Edito - La mort de l’école publique

Par Abdellah Tourabi

L’histoire se passe au siège d’une association influente et respectable. D’anciens ministres, des universitaires, des médecins et autres cadres supérieurs sont réunis pour discuter de la situation de l’enseignement public au Maroc. Pendant les débats, tout ce beau monde s’accorde à considérer qu’il s’agit d’une catastrophe et qu’il faut sauver ce secteur. Une jeune cadre prend la parole et demande d’effectuer un sondage rapide auprès de la soixantaine de personnes présentes à la réunion.  A la première question, « Qui d’entre vous est passé par l’école publique ? », tout le monde, sans exception, a levé la main.

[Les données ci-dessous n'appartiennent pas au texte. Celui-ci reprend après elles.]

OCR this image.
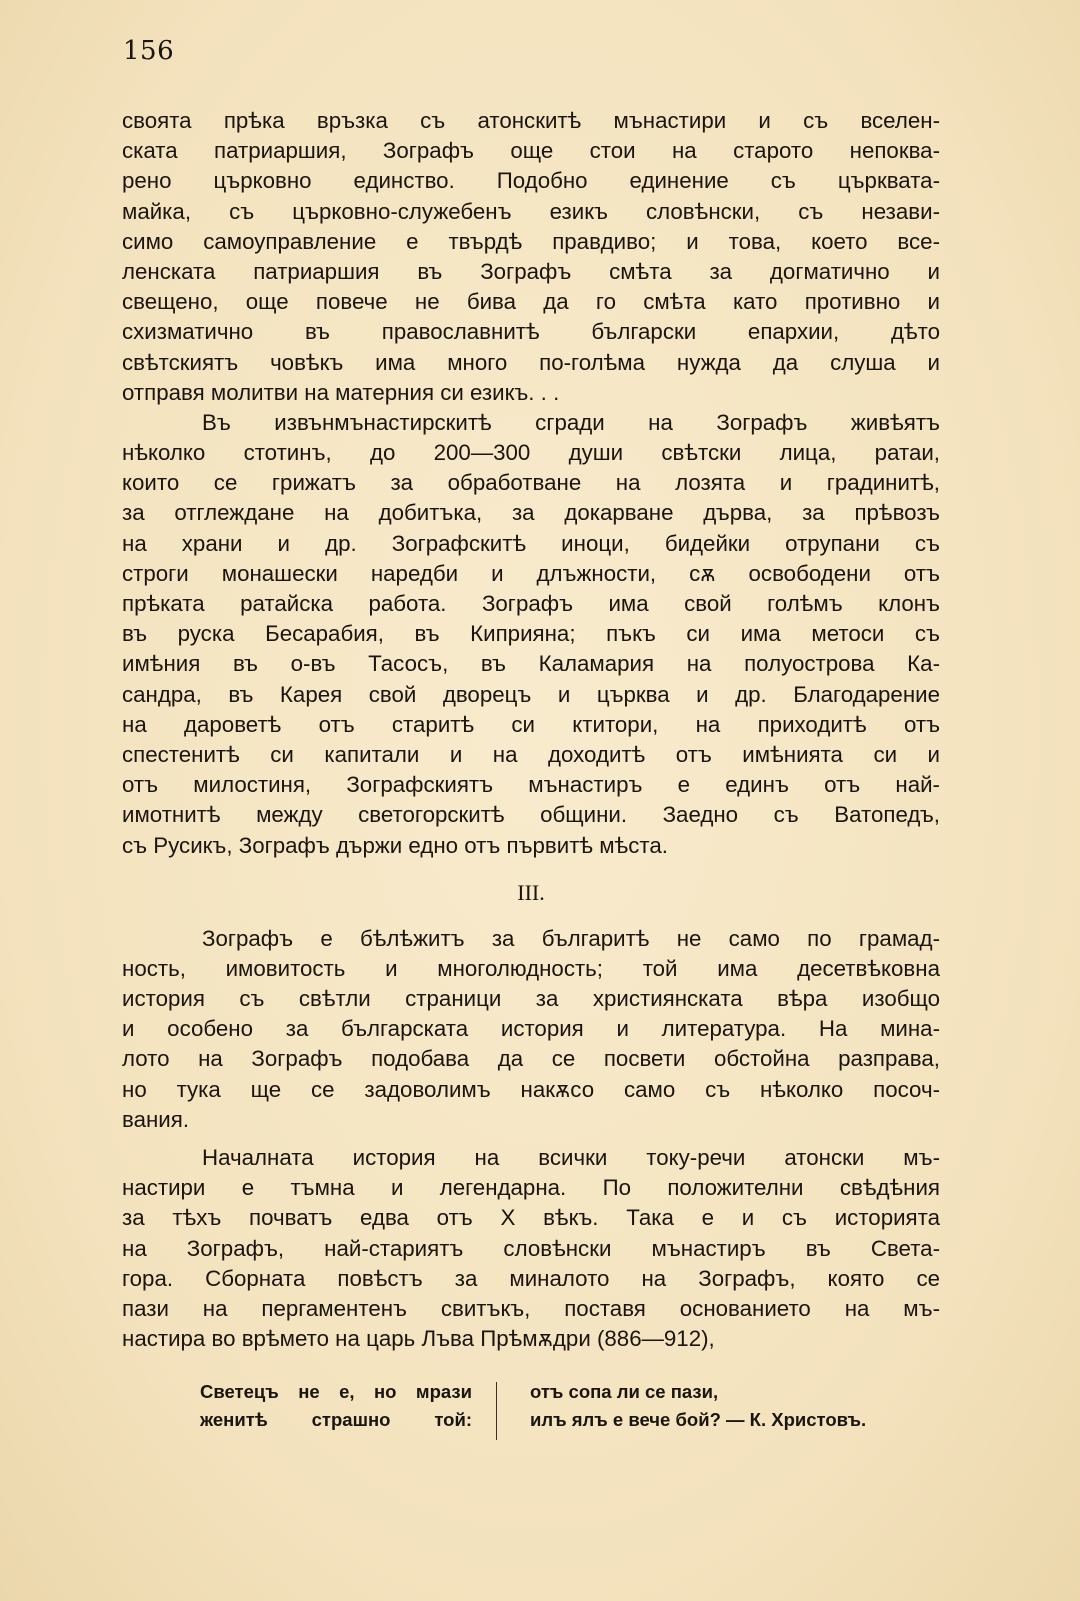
156
своята прѣка връзка съ атонскитѣ мънастири и съ вселен-
ската патриаршия, Зографъ още стои на старото непоква-
рено църковно единство. Подобно единение съ църквата-
майка, съ църковно-служебенъ езикъ словѣнски, съ незави-
симо самоуправление е твърдѣ правдиво; и това, което все-
ленската патриаршия въ Зографъ смѣта за догматично и
свещено, още повече не бива да го смѣта като противно и
схизматично въ православнитѣ български епархии, дѣто
свѣтскиятъ човѣкъ има много по-голѣма нужда да слуша и
отправя молитви на матерния си езикъ. . .
Въ извънмънастирскитѣ сгради на Зографъ живѣятъ
нѣколко стотинъ, до 200—300 души свѣтски лица, ратаи,
които се грижатъ за обработване на лозята и градинитѣ,
за отглеждане на добитъка, за докарване дърва, за прѣвозъ
на храни и др. Зографскитѣ иноци, бидейки отрупани съ
строги монашески наредби и длъжности, сѫ освободени отъ
прѣката ратайска работа. Зографъ има свой голѣмъ клонъ
въ руска Бесарабия, въ Киприяна; пъкъ си има метоси съ
имѣния въ о-въ Тасосъ, въ Каламария на полуострова Ка-
сандра, въ Карея свой дворецъ и църква и др. Благодарение
на дароветѣ отъ старитѣ си ктитори, на приходитѣ отъ
спестенитѣ си капитали и на доходитѣ отъ имѣнията си и
отъ милостиня, Зографскиятъ мънастиръ е единъ отъ най-
имотнитѣ между светогорскитѣ общини. Заедно съ Ватопедъ,
съ Русикъ, Зографъ държи едно отъ първитѣ мѣста.
III.
Зографъ е бѣлѣжитъ за българитѣ не само по грамад-
ность, имовитость и многолюдность; той има десетвѣковна
история съ свѣтли страници за християнската вѣра изобщо
и особено за българската история и литература. На мина-
лото на Зографъ подобава да се посвети обстойна разправа,
но тука ще се задоволимъ накѫсо само съ нѣколко посоч-
вания.
Началната история на всички току-речи атонски мъ-
настири е тъмна и легендарна. По положителни свѣдѣния
за тѣхъ почватъ едва отъ X вѣкъ. Така е и съ историята
на Зографъ, най-стариятъ словѣнски мънастиръ въ Света-
гора. Сборната повѣстъ за миналото на Зографъ, която се
пази на пергаментенъ свитъкъ, поставя основанието на мъ-
настира во врѣмето на царь Лъва Прѣмѫдри (886—912),
Светецъ не е, но мрази
женитѣ страшно той:
отъ сопа ли се пази,
илъ ялъ е вече бой? — К. Христовъ.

La jeune fille pose alors une deuxième et dernière question : « Et maintenant, qui parmi vous a placé son enfant dans une école publique ? ».  Trois ou quatre personnes ont répondu l’avoir fait, tandis que l’écrasante majorité ont avoué préférer placer leurs enfants dans des écoles privées. On aurait tort de les blâmer ou de leur reprocher ce choix. L’école publique est un grand cadavre à la renverse, qui a connu une agonie lente et douloureuse. Sans mythifier le passé ni évoquer un âge d’or qui n’a jamais existé, cette école accomplissait plus ou moins sa mission. Une grande partie des enseignants croyaient profondément en leur rôle et fonction. Il s’agissait pour eux d’un sacerdoce, d’une obligation de transmission du savoir et de l’éducation. En dehors des établissements étrangers et d’une poignée d’institutions privées, l’école publique était le lieu où l’on s’orientait naturellement pour apprendre et se former. Le secteur privé était même le point de chute des cancres et des recalés. Mais aujourd’hui, les tendances se sont inversées. Les parents se sacrifient pour mettre leurs enfants dans des écoles privées, dont les frais n’arrêtent pas de s’envoler. La mort de l’école publique au Maroc est le signe d’un fait encore plus grave et préjudiciable à long terme : la fin de la mixité sociale. Il y a encore quelques années, l’école publique était l’endroit où se côtoyaient les fils de notables et les enfants d’ouvriers. L’auteur de ces lignes se rappelle de son lycée public, où toutes les classes sociales se confondaient et se mêlaient. Devant le tableau noir s’estompaient les différences, le temps d’un cours ou d’un examen. Habitants de bidonvilles ou de villas, classe moyenne et lumpenprolétariat, descendants de paysans ou fils de bonne famille se retrouvaient tous dans un même espace, neutre et rassembleur. Aujourd’hui, l’école est devenue un marqueur de ségrégation sociale. Les murs des établissements scolaires sont devenus des murs de séparation entre les classes. Les pauvres restent entre eux, les rejetons de cadres se fréquentent en cercle restreint et les gosses de riches sont dans leur monde. On cohabite dans un même pays, sans se côtoyer, ni se connaître. Triste sort pour une si belle institution.